- Architecting Cloud Native Applications
- Kamal Arora Erik Farr John Gilbert Piyum Zonooz
- 629字
- 2021-06-24 15:20:51
Composed of bounded, isolated components
Here are two scenarios I bet we all can relate to. You arrive at work in the morning only to find a firestorm. An important customer encountered a critical bug and it has to be fixed forthwith. The system as a whole is fine, but this specific scenario is a showstopper for this one client. So your team puts everything else on hold, knuckles down, and gets to work on resolving the issue. It turns out to be a one-line code change and a dozen or more lines of test code. By the end of the day, you are confident that you have properly resolved the problem and report to management that you are ready to do a patch release.
However, management understands that this means redeploying the whole monolith, which requires involvement from every team and inevitably something completely unrelated will break as a result of the deployment. So the decision is made to wait a week or so and batch up multiple critical bugs until the logistics of the deployment can be worked out. Meanwhile, your team has fallen one more day behind schedule.
That scenario is bad enough, but I'm sure we have all experienced worse. For example, a bug that leads to a runaway memory leak, which cripples the monolith for every customer. The system is unusable until a patch is deployed. You have to work faster than you want to and hope you don't miss something important. Management is forced to organize an emergency deployment. The system is stabilized and everyone hopes there weren't any unintended side effects.
The first scenario shows how a monolithic system itself can become the bottleneck to its own advancement, while the second scenario shows how the system can be its own Achilles heel. In cloud-native systems, we avoid problems such as these by decomposing the system into bounded isolated components. Bounded components are focused. They follow the single responsibility principle.

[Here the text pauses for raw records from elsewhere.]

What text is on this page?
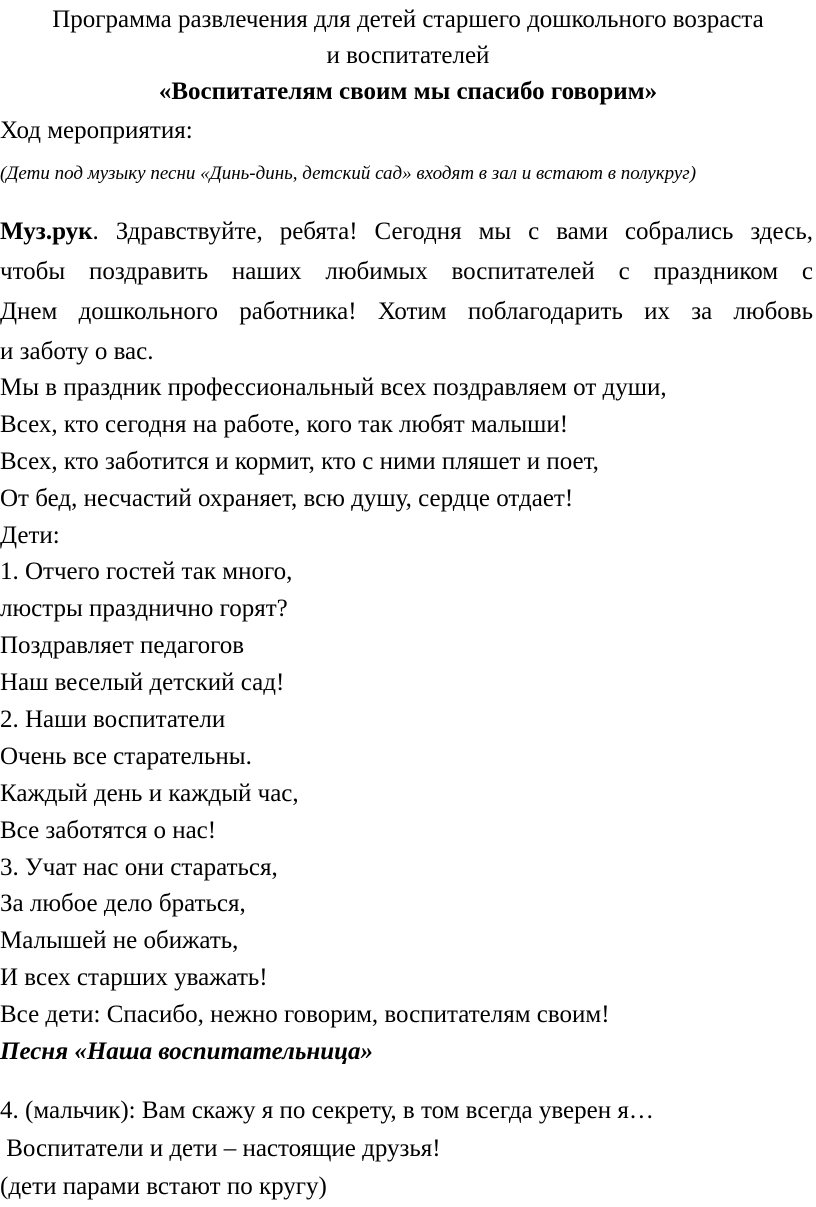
Программа развлечения для детей старшего дошкольного возраста
и воспитателей
«Воспитателям своим мы спасибо говорим»
Ход мероприятия:
(Дети под музыку песни «Динь-динь, детский сад» входят в зал и встают в полукруг)
Муз.рук. Здравствуйте, ребята! Сегодня мы с вами собрались здесь,
чтобы поздравить наших любимых воспитателей с праздником с
Днем дошкольного работника! Хотим поблагодарить их за любовь
и заботу о вас.
Мы в праздник профессиональный всех поздравляем от души,
Всех, кто сегодня на работе, кого так любят малыши!
Всех, кто заботится и кормит, кто с ними пляшет и поет,
От бед, несчастий охраняет, всю душу, сердце отдает!
Дети:
1. Отчего гостей так много,
люстры празднично горят?
Поздравляет педагогов
Наш веселый детский сад!
2. Наши воспитатели
Очень все старательны.
Каждый день и каждый час,
Все заботятся о нас!
3. Учат нас они стараться,
За любое дело браться,
Малышей не обижать,
И всех старших уважать!
Все дети: Спасибо, нежно говорим, воспитателям своим!
Песня «Наша воспитательница»
4. (мальчик): Вам скажу я по секрету, в том всегда уверен я…
Воспитатели и дети – настоящие друзья!
(дети парами встают по кругу)
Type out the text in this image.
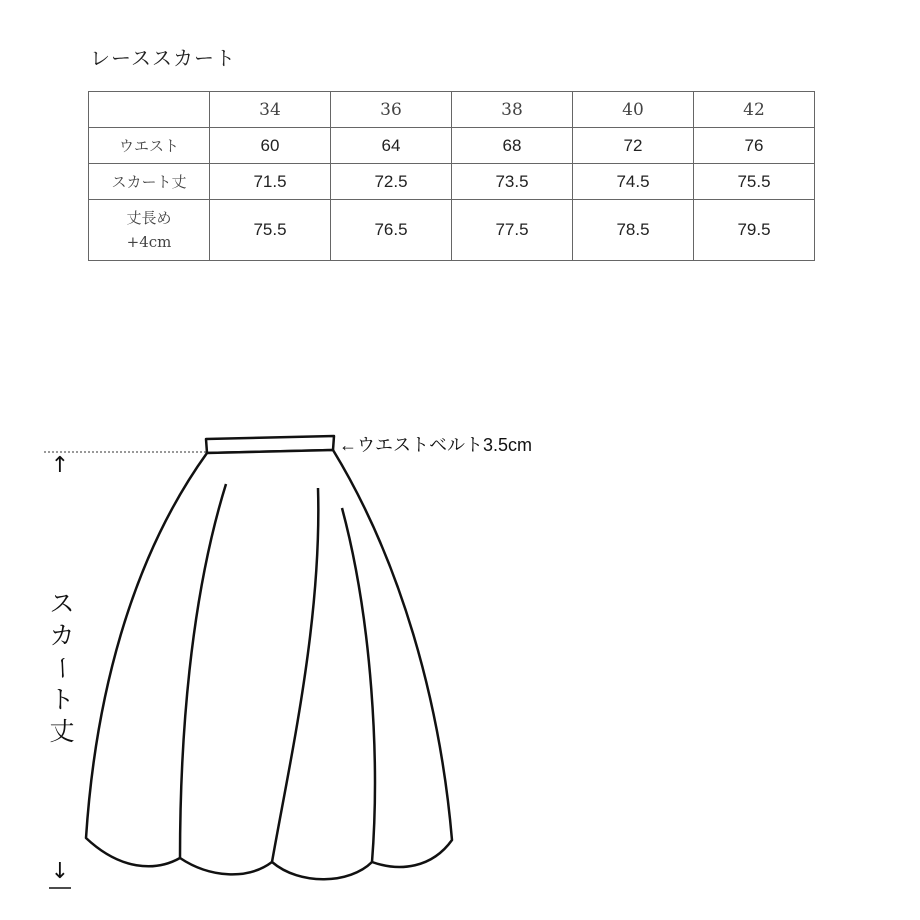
レーススカート
	34	36	38	40	42

ウエスト	60	64	68	72	76

スカート丈	71.5	72.5	73.5	74.5	75.5

丈長め
+4cm	75.5	76.5	77.5	78.5	79.5
↑
↓
←ウエストベルト3.5cm
ス
カ
ー
ト
丈
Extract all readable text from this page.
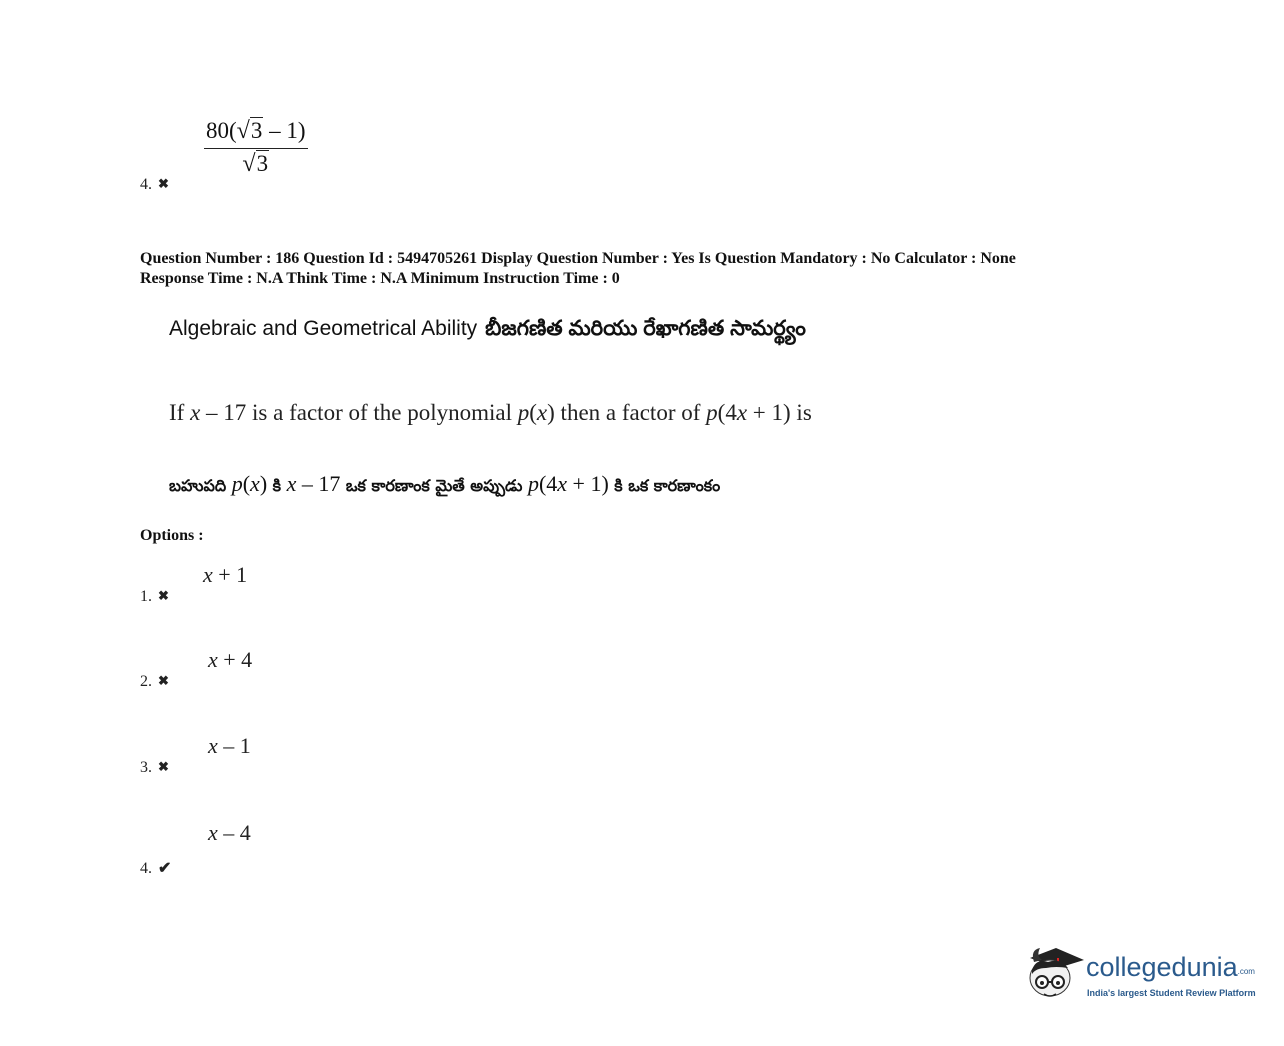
$\frac{80(√3 - 1)}{√3}$
4. ✖
Question Number : 186 Question Id : 5494705261 Display Question Number : Yes Is Question Mandatory : No Calculator : None
Response Time : N.A Think Time : N.A Minimum Instruction Time : 0
Algebraic and Geometrical Ability బీజగణిత మరియు రేఖాగణిత సామర్థ్యం
If x – 17 is a factor of the polynomial p(x) then a factor of p(4x + 1) is
బహుపది p(x) కి x – 17 ఒక కారణాంక మైతే అప్పుడు p(4x + 1) కి ఒక కారణాంకం
Options :
x + 1
1. ✖
x + 4
2. ✖
x – 1
3. ✖
x – 4
4. ✔
collegedunia.com
India's largest Student Review Platform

As a result, these components are easier for teams to reason about. In the first scenario, the team and everyone else could be confident that the fix to the problem did not cause a side effect to another unrelated piece of code in the deployment unit because there is no unrelated code in the deployment unit. This confidence, in turn, eliminates the system as its own bottleneck. Teams can quickly and continuously deploy patches and innovations. This enables teams to perform experiments with small changes because they know they can quickly roll forward with another patch. This ability to experiment and gain insights further enables teams to rapidly deliver innovation.
So long as humans build systems, there will be human error. Automation and disposable infrastructure help minimize the potential for these errors and they allow us to rapidly recover from such errors, but they cannot eliminate these errors. Thus, cloud-native systems must be resilient to human error. To be resilient, we need to isolate the components from each other to avoid the second scenario, where a problem in one piece affects the whole. Isolation allows errors to be contained within a single component and not ripple across components. Other components can operate unabated while the broken component is quickly repaired.
Isolation further instills confidence to innovate, because the blast radius of any unforeseen error is controlled. Bounded and isolated components achieve resilience through data replication. This, in turn, facilitates responsiveness, because components do not need to rely on synchronous inter-component communication. Instead, requests are serviced from local materialized views. Replication also facilitates scale, as load is spread across many independent data sources. In Chapter 2, The Anatomy of a Cloud Native Systems, we will dive into these topics of bounded contexts, isolation and bulkheads, reactive architecture, and turning the database inside out.